When the jury had managed to get over the pandemonium, the trial is well underway and she is questioned by the court. When Alice claims that she knows nothing about the event (regarding the theft of the tarts), the king orders her to leave the court. This is because, according to him, all those who are more than a mile high have to leave the court. However, he is unable to prove the existence of the rule since he had invented the rule at the nick of the time.
At this time, the White Rabbit draws the king’s attention to the evidence of a white paper that was found lying in the court. On close inspection it is revealed that it is just a scroll of paper with some verses written on it. Finally, the trial ends with the Queen ordering for the execution of Alice. It is at this point of time that Alice is unable to take the situation as it offers itself and cries out saying that:
You are nothing but just a pack of cards
This remark of hers sends the entire court in a fit of rage and they come flying down upon her. She screams with fright and in anger tries to ward them off, and finds herself back on the river-bank with her head on her sister’s lap. Her sister was gently moving away the dead leaves that had fluttered down from the trees upon her face.
Later, Alice tells her sister about the wonderful dream that she has had and then, runs off for tea.
Her sister is left on the bank alone, and sitting there she too begins to dream. First, she dreams about her sister Alice and the bright eager eyes that told her all about the wonderful dream.
She then sees the White Rabbit, the Mouse, the caterpillar, Hatter, March Hare, The Duchess, the King and the Queen of Hearts, the Gryphon and all the other characters that Alice had told her about. She believes in Wonderland, though she knows that the moment she opens her eyes everything would change to a dull reality. Lastly, she sees in her mind’s eye, her sister Alice, as a young woman who would gather around her little children and tell them all about Wonderland and in this way, travel back to her childhood days.
The last and final chapter is the indication of the ‘realization’ that dawns on Alice.
You are all a pack of cards -- this exclamation is the final stage of maturity for Alice.

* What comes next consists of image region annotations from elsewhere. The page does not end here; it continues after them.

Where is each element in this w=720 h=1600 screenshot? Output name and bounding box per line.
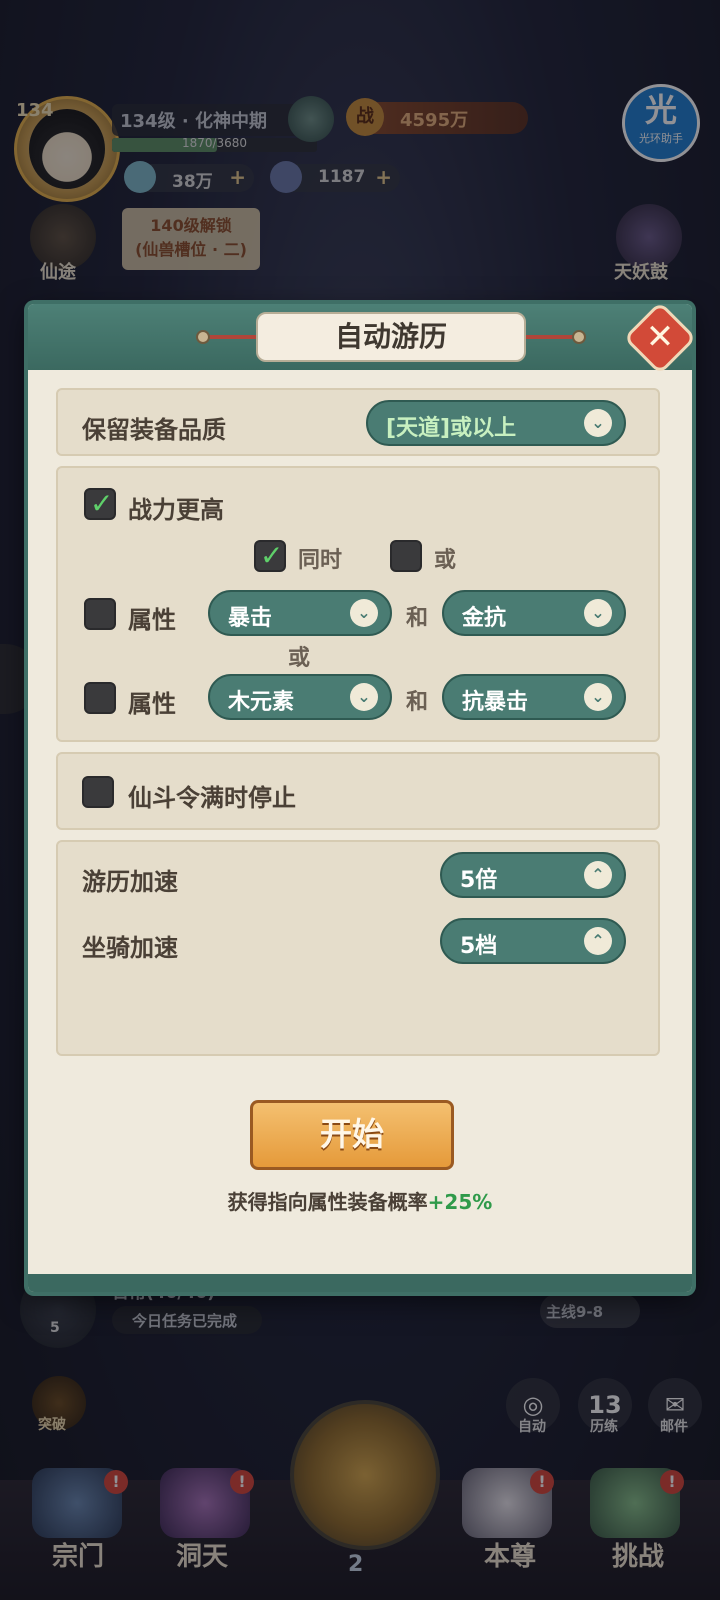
chevron-up-icon: ⌃ xyxy=(584,861,612,889)
filter-panel: ✓ 战力更高 ✓ 同时 或 属性 暴击 ⌄ 和 金抗 ⌄ 或 属性 木元素 ⌄ … xyxy=(56,466,660,742)
attr-row2-dropdown1[interactable]: 木元素 ⌄ xyxy=(208,674,392,720)
attr-row1-value2: 金抗 xyxy=(462,606,507,631)
keep-quality-panel: 保留装备品质 [天道]或以上 ⌄ xyxy=(56,388,660,456)
keep-quality-label: 保留装备品质 xyxy=(82,416,226,444)
title-rope-left xyxy=(204,335,256,339)
chevron-up-icon: ⌃ xyxy=(584,927,612,955)
or-label: 或 xyxy=(434,548,457,573)
same-time-checkbox[interactable]: ✓ xyxy=(254,540,286,572)
auto-travel-dialog: 自动游历 ✕ 保留装备品质 [天道]或以上 ⌄ ✓ 战力更高 ✓ 同时 或 属性… xyxy=(28,301,697,1292)
mount-speed-value: 5档 xyxy=(460,934,498,959)
check-icon: ✓ xyxy=(90,487,114,520)
mount-speed-dropdown[interactable]: 5档 ⌃ xyxy=(440,918,626,964)
attr-row2-dropdown2[interactable]: 抗暴击 ⌄ xyxy=(442,674,626,720)
chevron-down-icon: ⌄ xyxy=(584,683,612,711)
title-rope-right xyxy=(524,335,576,339)
keep-quality-value: [天道]或以上 xyxy=(386,416,517,441)
probability-hint: 获得指向属性装备概率+25% xyxy=(28,1186,692,1215)
attr-row1-dropdown1[interactable]: 暴击 ⌄ xyxy=(208,590,392,636)
dialog-title: 自动游历 xyxy=(256,312,526,362)
keep-quality-dropdown[interactable]: [天道]或以上 ⌄ xyxy=(366,400,626,446)
and-label-row2: 和 xyxy=(406,690,429,715)
attr-row2-label: 属性 xyxy=(128,690,176,718)
attr-row2-value2: 抗暴击 xyxy=(462,690,529,715)
stop-when-full-checkbox[interactable] xyxy=(82,776,114,808)
attr-row2-checkbox[interactable] xyxy=(84,682,116,714)
check-icon: ✓ xyxy=(260,539,284,572)
speed-panel: 游历加速 5倍 ⌃ 坐骑加速 5档 ⌃ xyxy=(56,840,660,1056)
attr-row2-value1: 木元素 xyxy=(228,690,295,715)
attr-row1-dropdown2[interactable]: 金抗 ⌄ xyxy=(442,590,626,636)
chevron-down-icon: ⌄ xyxy=(584,599,612,627)
title-knob-right xyxy=(572,330,586,344)
power-higher-label: 战力更高 xyxy=(128,496,224,524)
dialog-header: 自动游历 ✕ xyxy=(28,301,697,375)
chevron-down-icon: ⌄ xyxy=(350,683,378,711)
attr-row1-checkbox[interactable] xyxy=(84,598,116,630)
or-between-rows: 或 xyxy=(288,646,311,671)
chevron-down-icon: ⌄ xyxy=(584,409,612,437)
travel-speed-dropdown[interactable]: 5倍 ⌃ xyxy=(440,852,626,898)
stop-when-full-label: 仙斗令满时停止 xyxy=(128,784,296,812)
hint-text: 获得指向属性装备概率 xyxy=(227,1190,428,1214)
and-label-row1: 和 xyxy=(406,606,429,631)
power-higher-checkbox[interactable]: ✓ xyxy=(84,488,116,520)
hint-bonus: +25% xyxy=(427,1190,493,1214)
travel-speed-label: 游历加速 xyxy=(82,868,178,896)
stop-condition-panel: 仙斗令满时停止 xyxy=(56,752,660,830)
mount-speed-label: 坐骑加速 xyxy=(82,934,178,962)
title-knob-left xyxy=(196,330,210,344)
same-time-label: 同时 xyxy=(298,548,343,573)
chevron-down-icon: ⌄ xyxy=(350,599,378,627)
attr-row1-value1: 暴击 xyxy=(228,606,273,631)
dialog-footer xyxy=(28,1274,692,1292)
close-icon: ✕ xyxy=(645,317,675,357)
travel-speed-value: 5倍 xyxy=(460,868,498,893)
start-button[interactable]: 开始 xyxy=(250,1100,454,1170)
attr-row1-label: 属性 xyxy=(128,606,176,634)
or-checkbox[interactable] xyxy=(390,540,422,572)
close-button[interactable]: ✕ xyxy=(623,301,697,375)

The entire novel is a movement from a level of childhood to that of adulthood, a stage of innocence to that of maturity and a feeling to be adventurous to that of a sense of cautiousness. It spins around the experiences of a child who tries to relate her everyday experiences to those of her fancy world.
There is the thread in the narrative that ties the empirical reality of Alice to that of the Wonderland.
The novel does not end with the dream alone. It ends on a very serious and philosophical note. Alice’s elder sister is aware of the ‘fantasy’ that is present in the dream. It is this level of experience, of being able to dream of something wonderful, recollect it through memory, and then translate it to others that the denouement of the book calls for. One cannot keep and should not keep one’s experiences to oneself. It is essential to speak of it to others. It is this that Carroll tries to suggest to the readers (both children and adults).